The whitepaper must be drawn up in an official language of the home Member State or in a language customary in the sphere of international finance. For offers in multiple Member States, the offeror must comply with each host NCA's language requirements. Marketing the token in seven countries while filing the whitepaper only in English — with no host-NCA notification — is a passporting failure that compounds the original deficiency.

The Common Thread

Six of these seven mistakes are not subtle. They are visible on the first read. The reason they recur is that whitepaper drafting often happens late in the project timeline, by people who did not write the smart contract or design the tokenomics, against a launch deadline. NCAs see what teams under deadline pressure produce. The fix is process, not legal knowledge: start the whitepaper alongside the contract, not after it.

Who Gets Rejected Most

The patterns in public NCA communications point to three profiles that disproportionately encounter objections:

  • First-time issuers using non-specialist counsel — generic disclosure language, weak risk factors, inconsistent terminology between whitepaper sections
  • Foreign issuers entering the EU via a single Member State — passporting and language requirements underestimated, host-NCA notifications missed
  • Projects with tokenomics changes between drafting and deployment — the whitepaper describes the old design, the contract implements the new design, the gap is unflagged

Established issuers with in-house securities-law experience and a single jurisdiction file generally clear the 20-day window without objections. The pattern is not about company size; it is about the discipline of treating the whitepaper as a disclosure document that must survive an adversarial read.

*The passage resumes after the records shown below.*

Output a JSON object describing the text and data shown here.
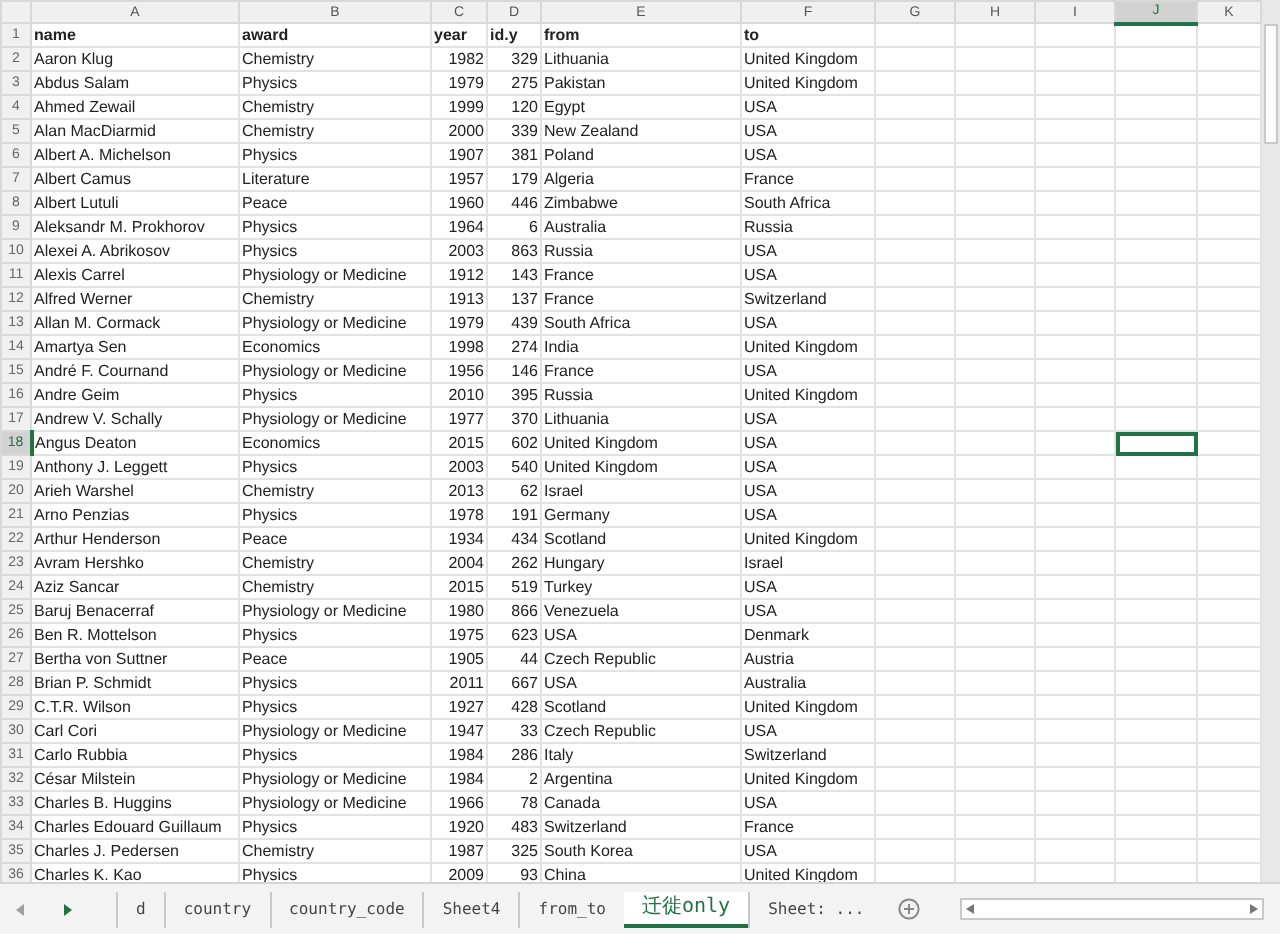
{
  "column_headers": [
    {
      "label": "A",
      "selected": false
    },
    {
      "label": "B",
      "selected": false
    },
    {
      "label": "C",
      "selected": false
    },
    {
      "label": "D",
      "selected": false
    },
    {
      "label": "E",
      "selected": false
    },
    {
      "label": "F",
      "selected": false
    },
    {
      "label": "G",
      "selected": false
    },
    {
      "label": "H",
      "selected": false
    },
    {
      "label": "I",
      "selected": false
    },
    {
      "label": "J",
      "selected": true
    },
    {
      "label": "K",
      "selected": false
    }
  ],
  "rows": [
    {
      "number": "1",
      "kind": "header",
      "selected": false,
      "cells": [
        "name",
        "award",
        "year",
        "id.y",
        "from",
        "to"
      ]
    },
    {
      "number": "2",
      "kind": "data",
      "selected": false,
      "cells": [
        "Aaron Klug",
        "Chemistry",
        "1982",
        "329",
        "Lithuania",
        "United Kingdom"
      ]
    },
    {
      "number": "3",
      "kind": "data",
      "selected": false,
      "cells": [
        "Abdus Salam",
        "Physics",
        "1979",
        "275",
        "Pakistan",
        "United Kingdom"
      ]
    },
    {
      "number": "4",
      "kind": "data",
      "selected": false,
      "cells": [
        "Ahmed Zewail",
        "Chemistry",
        "1999",
        "120",
        "Egypt",
        "USA"
      ]
    },
    {
      "number": "5",
      "kind": "data",
      "selected": false,
      "cells": [
        "Alan MacDiarmid",
        "Chemistry",
        "2000",
        "339",
        "New Zealand",
        "USA"
      ]
    },
    {
      "number": "6",
      "kind": "data",
      "selected": false,
      "cells": [
        "Albert A. Michelson",
        "Physics",
        "1907",
        "381",
        "Poland",
        "USA"
      ]
    },
    {
      "number": "7",
      "kind": "data",
      "selected": false,
      "cells": [
        "Albert Camus",
        "Literature",
        "1957",
        "179",
        "Algeria",
        "France"
      ]
    },
    {
      "number": "8",
      "kind": "data",
      "selected": false,
      "cells": [
        "Albert Lutuli",
        "Peace",
        "1960",
        "446",
        "Zimbabwe",
        "South Africa"
      ]
    },
    {
      "number": "9",
      "kind": "data",
      "selected": false,
      "cells": [
        "Aleksandr M. Prokhorov",
        "Physics",
        "1964",
        "6",
        "Australia",
        "Russia"
      ]
    },
    {
      "number": "10",
      "kind": "data",
      "selected": false,
      "cells": [
        "Alexei A. Abrikosov",
        "Physics",
        "2003",
        "863",
        "Russia",
        "USA"
      ]
    },
    {
      "number": "11",
      "kind": "data",
      "selected": false,
      "cells": [
        "Alexis Carrel",
        "Physiology or Medicine",
        "1912",
        "143",
        "France",
        "USA"
      ]
    },
    {
      "number": "12",
      "kind": "data",
      "selected": false,
      "cells": [
        "Alfred Werner",
        "Chemistry",
        "1913",
        "137",
        "France",
        "Switzerland"
      ]
    },
    {
      "number": "13",
      "kind": "data",
      "selected": false,
      "cells": [
        "Allan M. Cormack",
        "Physiology or Medicine",
        "1979",
        "439",
        "South Africa",
        "USA"
      ]
    },
    {
      "number": "14",
      "kind": "data",
      "selected": false,
      "cells": [
        "Amartya Sen",
        "Economics",
        "1998",
        "274",
        "India",
        "United Kingdom"
      ]
    },
    {
      "number": "15",
      "kind": "data",
      "selected": false,
      "cells": [
        "André F. Cournand",
        "Physiology or Medicine",
        "1956",
        "146",
        "France",
        "USA"
      ]
    },
    {
      "number": "16",
      "kind": "data",
      "selected": false,
      "cells": [
        "Andre Geim",
        "Physics",
        "2010",
        "395",
        "Russia",
        "United Kingdom"
      ]
    },
    {
      "number": "17",
      "kind": "data",
      "selected": false,
      "cells": [
        "Andrew V. Schally",
        "Physiology or Medicine",
        "1977",
        "370",
        "Lithuania",
        "USA"
      ]
    },
    {
      "number": "18",
      "kind": "data",
      "selected": true,
      "cells": [
        "Angus Deaton",
        "Economics",
        "2015",
        "602",
        "United Kingdom",
        "USA"
      ]
    },
    {
      "number": "19",
      "kind": "data",
      "selected": false,
      "cells": [
        "Anthony J. Leggett",
        "Physics",
        "2003",
        "540",
        "United Kingdom",
        "USA"
      ]
    },
    {
      "number": "20",
      "kind": "data",
      "selected": false,
      "cells": [
        "Arieh Warshel",
        "Chemistry",
        "2013",
        "62",
        "Israel",
        "USA"
      ]
    },
    {
      "number": "21",
      "kind": "data",
      "selected": false,
      "cells": [
        "Arno Penzias",
        "Physics",
        "1978",
        "191",
        "Germany",
        "USA"
      ]
    },
    {
      "number": "22",
      "kind": "data",
      "selected": false,
      "cells": [
        "Arthur Henderson",
        "Peace",
        "1934",
        "434",
        "Scotland",
        "United Kingdom"
      ]
    },
    {
      "number": "23",
      "kind": "data",
      "selected": false,
      "cells": [
        "Avram Hershko",
        "Chemistry",
        "2004",
        "262",
        "Hungary",
        "Israel"
      ]
    },
    {
      "number": "24",
      "kind": "data",
      "selected": false,
      "cells": [
        "Aziz Sancar",
        "Chemistry",
        "2015",
        "519",
        "Turkey",
        "USA"
      ]
    },
    {
      "number": "25",
      "kind": "data",
      "selected": false,
      "cells": [
        "Baruj Benacerraf",
        "Physiology or Medicine",
        "1980",
        "866",
        "Venezuela",
        "USA"
      ]
    },
    {
      "number": "26",
      "kind": "data",
      "selected": false,
      "cells": [
        "Ben R. Mottelson",
        "Physics",
        "1975",
        "623",
        "USA",
        "Denmark"
      ]
    },
    {
      "number": "27",
      "kind": "data",
      "selected": false,
      "cells": [
        "Bertha von Suttner",
        "Peace",
        "1905",
        "44",
        "Czech Republic",
        "Austria"
      ]
    },
    {
      "number": "28",
      "kind": "data",
      "selected": false,
      "cells": [
        "Brian P. Schmidt",
        "Physics",
        "2011",
        "667",
        "USA",
        "Australia"
      ]
    },
    {
      "number": "29",
      "kind": "data",
      "selected": false,
      "cells": [
        "C.T.R. Wilson",
        "Physics",
        "1927",
        "428",
        "Scotland",
        "United Kingdom"
      ]
    },
    {
      "number": "30",
      "kind": "data",
      "selected": false,
      "cells": [
        "Carl Cori",
        "Physiology or Medicine",
        "1947",
        "33",
        "Czech Republic",
        "USA"
      ]
    },
    {
      "number": "31",
      "kind": "data",
      "selected": false,
      "cells": [
        "Carlo Rubbia",
        "Physics",
        "1984",
        "286",
        "Italy",
        "Switzerland"
      ]
    },
    {
      "number": "32",
      "kind": "data",
      "selected": false,
      "cells": [
        "César Milstein",
        "Physiology or Medicine",
        "1984",
        "2",
        "Argentina",
        "United Kingdom"
      ]
    },
    {
      "number": "33",
      "kind": "data",
      "selected": false,
      "cells": [
        "Charles B. Huggins",
        "Physiology or Medicine",
        "1966",
        "78",
        "Canada",
        "USA"
      ]
    },
    {
      "number": "34",
      "kind": "data",
      "selected": false,
      "cells": [
        "Charles Edouard Guillaum",
        "Physics",
        "1920",
        "483",
        "Switzerland",
        "France"
      ]
    },
    {
      "number": "35",
      "kind": "data",
      "selected": false,
      "cells": [
        "Charles J. Pedersen",
        "Chemistry",
        "1987",
        "325",
        "South Korea",
        "USA"
      ]
    },
    {
      "number": "36",
      "kind": "data",
      "selected": false,
      "cells": [
        "Charles K. Kao",
        "Physics",
        "2009",
        "93",
        "China",
        "United Kingdom"
      ]
    }
  ],
  "sheet_tabs": [
    {
      "label": "d",
      "selected": false
    },
    {
      "label": "country",
      "selected": false
    },
    {
      "label": "country_code",
      "selected": false
    },
    {
      "label": "Sheet4",
      "selected": false
    },
    {
      "label": "from_to",
      "selected": false
    },
    {
      "label": "迁徙only",
      "selected": true
    },
    {
      "label": "Sheet: ...",
      "selected": false
    }
  ]
}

What a Clean Dossier Looks Like

Pre-Notification Checklist

  • Annex I content mapped section-by-section to whitepaper sections, with explicit cross-references
  • Project-specific risk factors, each tied to a concrete scenario or precedent — no copy-paste language
  • Whitepaper and deployed (or to-be-deployed) smart contract reconciled clause-by-clause on supply, mint, burn, vesting, and admin functions
  • Environmental disclosure following the ESMA RTS metrics and methodology, not a free-form paragraph
  • Operating company, management body, key personnel, and beneficial owners above 25% all identified with documentary backup
  • Right-of-withdrawal procedure, refund mechanism, and complaints contact set out in the whitepaper body, not annexed or hyperlinked away
  • Language coverage matched to every Member State in which the offer will be made, with host-NCA notifications prepared in parallel
  • Marketing communications drafted as a separate document, independently compliant with Art. 7

For the broader regulatory context, see our MiCA Compliance Guide and What MiCA Bans Crypto Influencers From Doing. The white-paper compliance perimeter and the marketing-communication perimeter are two sides of the same Article 7 / Article 15 liability surface — teams that get one right and the other wrong end up sanctioned just the same.